Fresh palette: Artists say they're ready to support church's mission


Michelangelo's "Last Judgment" covers the altar wall of the Vatican's Sistine Chapel. How faith and art can collaborate was the subject of a landmark meeting in the historic chapel last weekend between Pope Benedict XVI and artists.
(CNS/Nancy Wiechec)


By Carol Glatz
Catholic News Service


VATICAN CITY (CNS) -- Ask and you shall receive. The art world is ready to collaborate with the church in creating inspirational modern art, said some artists who took part in a landmark meeting with Pope Benedict XVI.

After decades of disinterest or suspicion, the rapport between art and religion is ready to be restored. If the church wants art to support its mission, all it has to do is call.

"The artist is really at the service of society, but to serve you have to be asked," said John David Mooney, a sculptor and installation artist from Chicago.

Polish film director Krzysztof Zanussi told Vatican Radio that the church has to take the first step in approaching artists and getting to know their work "because it's for sure that artists will never take that step.

"Mooney and Zanussi were among the more than 250 international artists invited by the Vatican in an effort to revitalize dialogue and collaboration between the worlds of faith and art.

For decades the church has expressed a need for beautiful, inspiring modern art for places of worship. It has also lamented society's overload of superficial, indecent or provocative art that fails to speak to the human soul.

In his address in the Sistine Chapel Nov. 21, Pope Benedict said his meeting with artists was "my invitation to friendship, dialogue and cooperation." He urged them to think of themselves as "custodians of beauty."

"Thanks to your talent, you have the opportunity to speak to the heart of humanity, to touch individual and collective sensibilities, to call forth dreams and hopes, to broaden the horizons of knowledge and of human engagement," the pope said, surrounded by Michelangelo's stunning frescoes.

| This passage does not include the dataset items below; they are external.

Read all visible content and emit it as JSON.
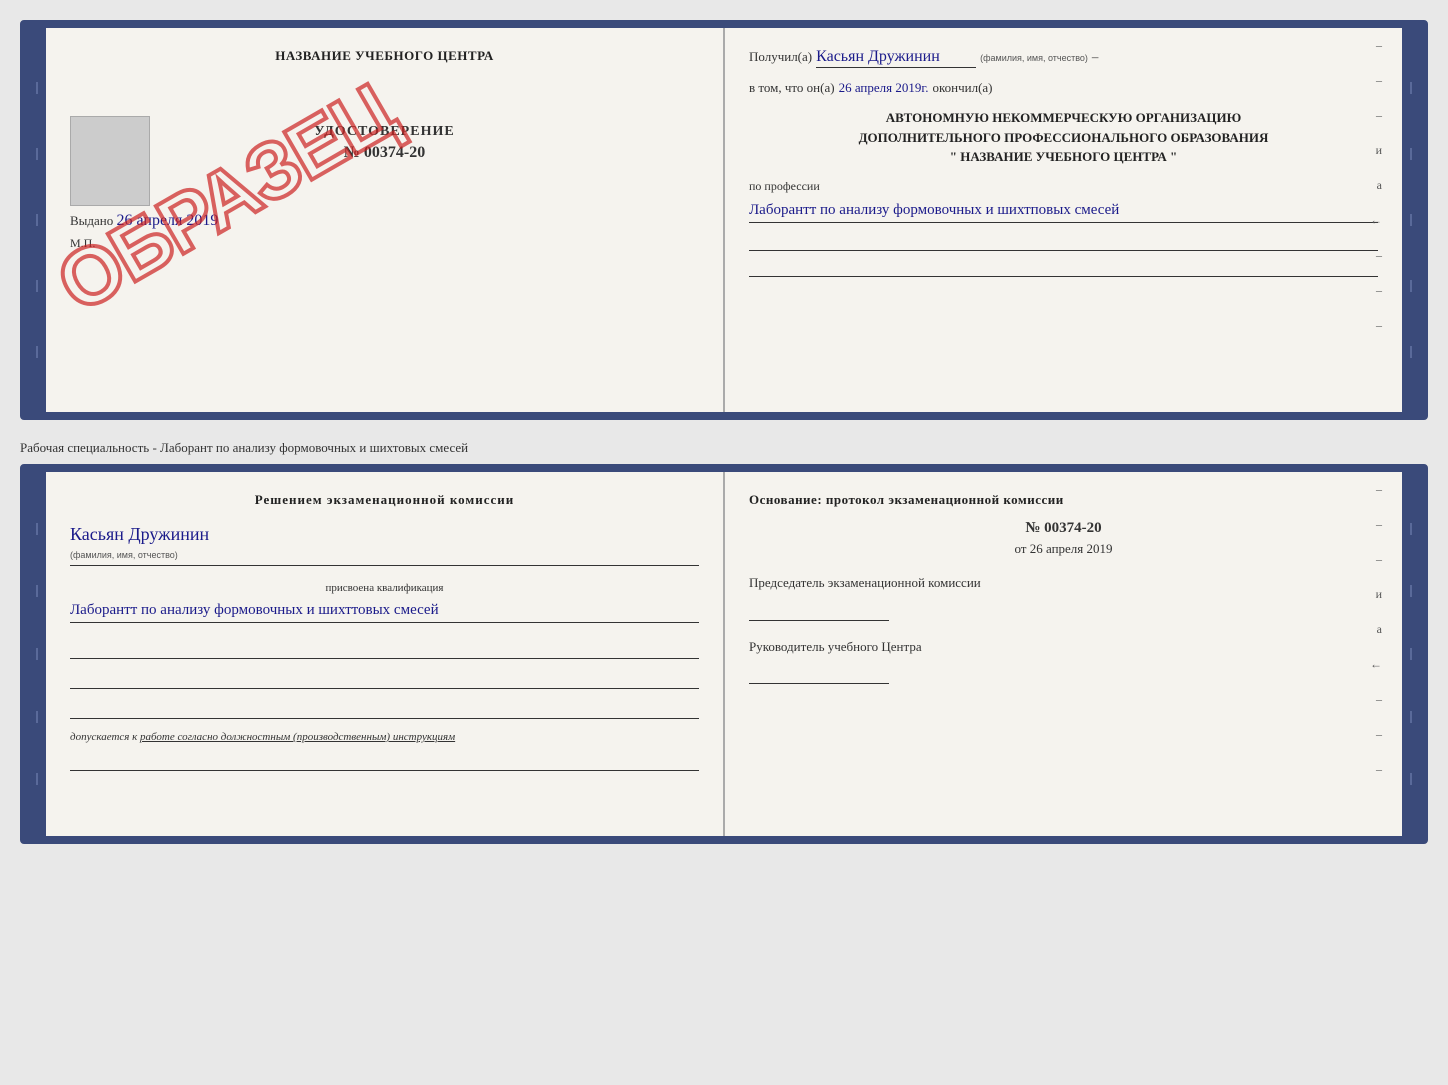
{
  "page": {
    "background": "#e8e8e8"
  },
  "top_document": {
    "left": {
      "title": "НАЗВАНИЕ УЧЕБНОГО ЦЕНТРА",
      "cert_type": "УДОСТОВЕРЕНИЕ",
      "cert_number": "№ 00374-20",
      "issued_label": "Выдано",
      "issued_date": "26 апреля 2019",
      "mp_label": "М.П.",
      "stamp_text": "ОБРАЗЕЦ"
    },
    "right": {
      "received_label": "Получил(а)",
      "recipient_name": "Касьян Дружинин",
      "fio_sublabel": "(фамилия, имя, отчество)",
      "date_prefix": "в том, что он(а)",
      "date_value": "26 апреля 2019г.",
      "date_suffix": "окончил(а)",
      "org_line1": "АВТОНОМНУЮ НЕКОММЕРЧЕСКУЮ ОРГАНИЗАЦИЮ",
      "org_line2": "ДОПОЛНИТЕЛЬНОГО ПРОФЕССИОНАЛЬНОГО ОБРАЗОВАНИЯ",
      "org_name": "\"  НАЗВАНИЕ УЧЕБНОГО ЦЕНТРА  \"",
      "profession_label": "по профессии",
      "profession_text": "Лаборантт по анализу формовочных и шихтповых смесей",
      "right_marks": [
        "-",
        "-",
        "-",
        "и",
        "а",
        "←",
        "-",
        "-",
        "-"
      ]
    }
  },
  "middle_label": "Рабочая специальность - Лаборант по анализу формовочных и шихтовых смесей",
  "bottom_document": {
    "left": {
      "decision_title": "Решением экзаменационной комиссии",
      "name_handwritten": "Касьян Дружинин",
      "fio_sublabel": "(фамилия, имя, отчество)",
      "qualification_label": "присвоена квалификация",
      "qualification_text": "Лаборантт по анализу формовочных и шихттовых смесей",
      "admission_prefix": "допускается к",
      "admission_text": "работе согласно должностным (производственным) инструкциям"
    },
    "right": {
      "foundation_title": "Основание: протокол экзаменационной комиссии",
      "protocol_number": "№ 00374-20",
      "protocol_date_prefix": "от",
      "protocol_date": "26 апреля 2019",
      "chairman_label": "Председатель экзаменационной комиссии",
      "head_label": "Руководитель учебного Центра",
      "right_marks": [
        "-",
        "-",
        "-",
        "и",
        "а",
        "←",
        "-",
        "-",
        "-"
      ]
    }
  }
}
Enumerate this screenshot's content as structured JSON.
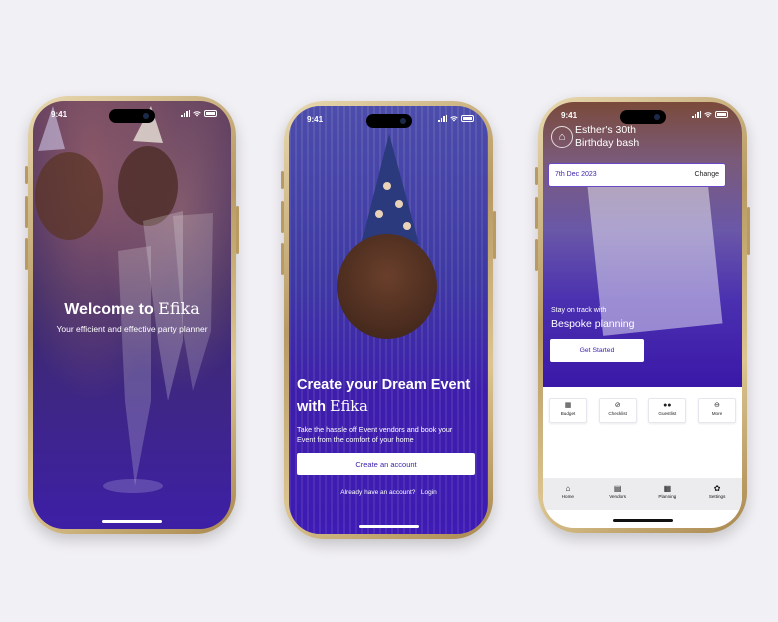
{
  "status_time": "9:41",
  "brand": "Efika",
  "screen1": {
    "welcome_prefix": "Welcome to ",
    "tagline": "Your efficient and effective party planner"
  },
  "screen2": {
    "headline_line1": "Create your Dream Event",
    "headline_prefix": "with ",
    "subtext": "Take the hassle off Event vendors and book your Event from the comfort of your home",
    "create_account": "Create an account",
    "already": "Already have an account?",
    "login": "Login"
  },
  "screen3": {
    "event_title_line1": "Esther's 30th",
    "event_title_line2": "Birthday bash",
    "date": "7th Dec 2023",
    "change": "Change",
    "stay_on_track": "Stay on track with",
    "bespoke": "Bespoke planning",
    "get_started": "Get Started",
    "quick_actions": [
      {
        "label": "Budget",
        "icon": "budget-icon"
      },
      {
        "label": "Checklist",
        "icon": "checklist-icon"
      },
      {
        "label": "Guestlist",
        "icon": "guestlist-icon"
      },
      {
        "label": "More",
        "icon": "more-icon"
      }
    ],
    "tabs": [
      {
        "label": "Home",
        "icon": "home-icon"
      },
      {
        "label": "Vendors",
        "icon": "vendors-icon"
      },
      {
        "label": "Planning",
        "icon": "planning-icon"
      },
      {
        "label": "Settings",
        "icon": "settings-icon"
      }
    ]
  },
  "colors": {
    "background": "#f1f0f4",
    "accent_purple": "#3a18a8",
    "phone_frame_gold": "#c9ad74"
  }
}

Asking artists to be "heralds and witnesses of hope for humanity," the pope told them to not be afraid to "enter into dialogue with believers" who also see themselves as pilgrims on a journey toward infinite beauty and glory.

In an interview with Catholic News Service Nov. 23, Mooney said the reason why there is so much secular art in the world today is "because the secular world is asking for it."